I'm sorry, but as written this is simply wrong - the colors on the Pixel 2 XL are far closer to accurate than they are on almost all other default Android OLED screens. This was confirmed by the sites that actually measured them with spectrophotometers (even Vlad Savov's piece for The Verge admitted that their color calibration tech indicated they were accurate, Vlad just didn't like them).
Now, if you and your wife have an aesthetic preference for over-saturated colors that's totally fine - my wife does too in fact, and she'd be happier with the screen of her Pixel 1 for that reason.
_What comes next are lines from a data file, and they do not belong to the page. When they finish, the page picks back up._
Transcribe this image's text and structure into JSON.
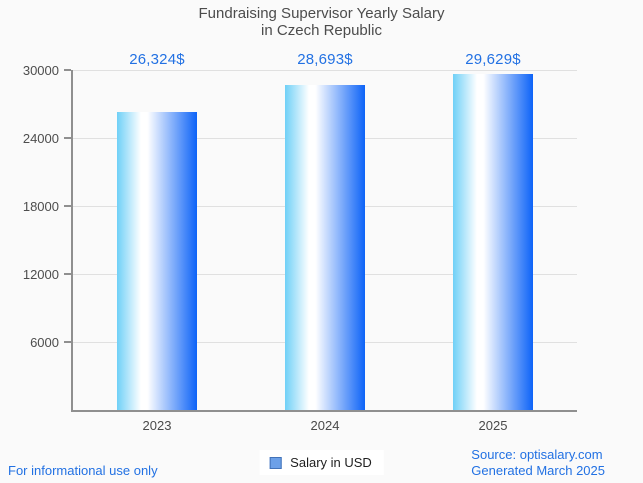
{
  "title": {
    "line1": "Fundraising Supervisor Yearly Salary",
    "line2": "in Czech Republic"
  },
  "chart_data": {
    "type": "bar",
    "categories": [
      "2023",
      "2024",
      "2025"
    ],
    "values": [
      26324,
      28693,
      29629
    ],
    "value_labels": [
      "26,324$",
      "28,693$",
      "29,629$"
    ],
    "series_name": "Salary in USD",
    "title": "Fundraising Supervisor Yearly Salary in Czech Republic",
    "xlabel": "",
    "ylabel": "",
    "ylim": [
      0,
      30000
    ],
    "yticks": [
      6000,
      12000,
      18000,
      24000,
      30000
    ],
    "grid": true,
    "legend_position": "bottom-center"
  },
  "legend": {
    "label": "Salary in USD"
  },
  "footer": {
    "disclaimer": "For informational use only",
    "source": "Source: optisalary.com",
    "generated": "Generated March 2025"
  },
  "colors": {
    "accent_blue": "#2271e3",
    "bar_gradient_left": "#6fd0f7",
    "bar_gradient_mid": "#ffffff",
    "bar_gradient_right": "#0d63f7",
    "legend_fill": "#6ca0e8",
    "legend_border": "#4272b8",
    "gridline": "#e0e0e0",
    "axis": "#8f8f8f",
    "title_text": "#4c4c4c",
    "tick_text": "#4d4d4d",
    "background": "#fafafa"
  }
}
But the Pixel 2 XL colors are not "off", they are showing the colors as they were created originally on color calibrated screens in the first place.
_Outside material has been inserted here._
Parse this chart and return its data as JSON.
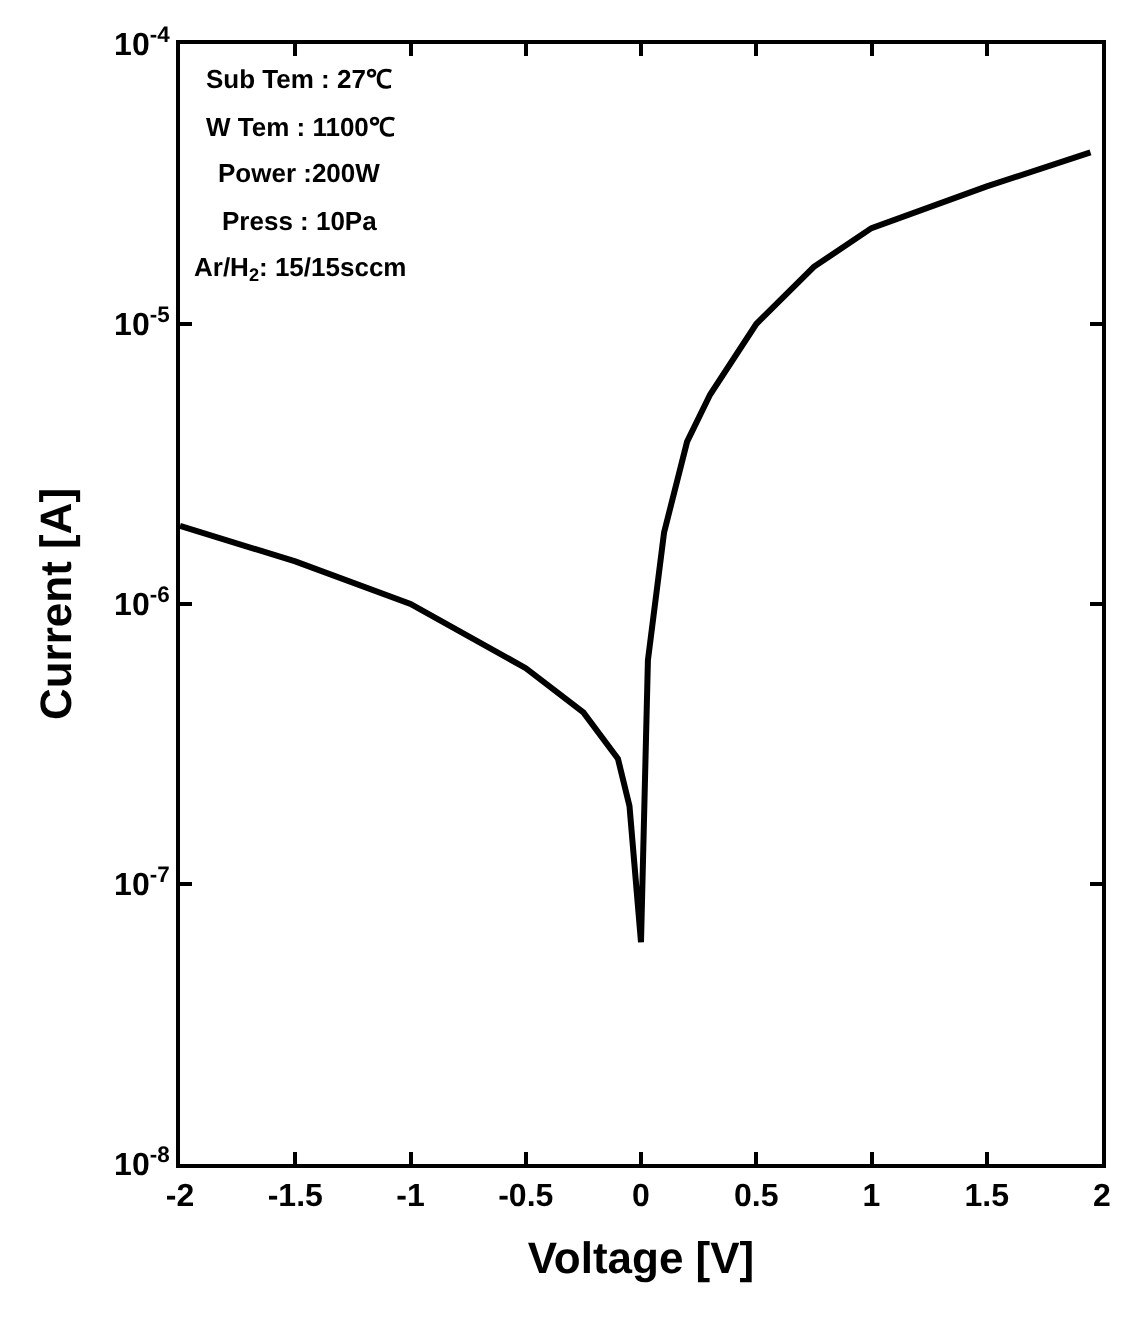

In point of fact you can replicate the colors of the Pixel 2 XL screen very closely by switching to non-default settings in other phones, including the sRGB setting on the Nexus 6p or first gen Pixels (currently removed if you've installed the 8.1 beta), or use the "Basic" setting on Samsung phones, but for those products it was felt that many people prefer oversaturated screens, so they don't make accurate color the default setting (this is also true of TVs in showrooms - TVs are notorious for being overly bright and overly saturated on display, because people gravitate to them in side-by-side comparisons).
I'm not trying to criticize your preference - what you like is what you like, and that's fine. I think it makes sense for Google to offer more choices of screen color tuning (as they are now). But "accurate color" means something pretty specific to those who have to do color management, and you don't get to hijack the term just because you prefer inaccurate colors.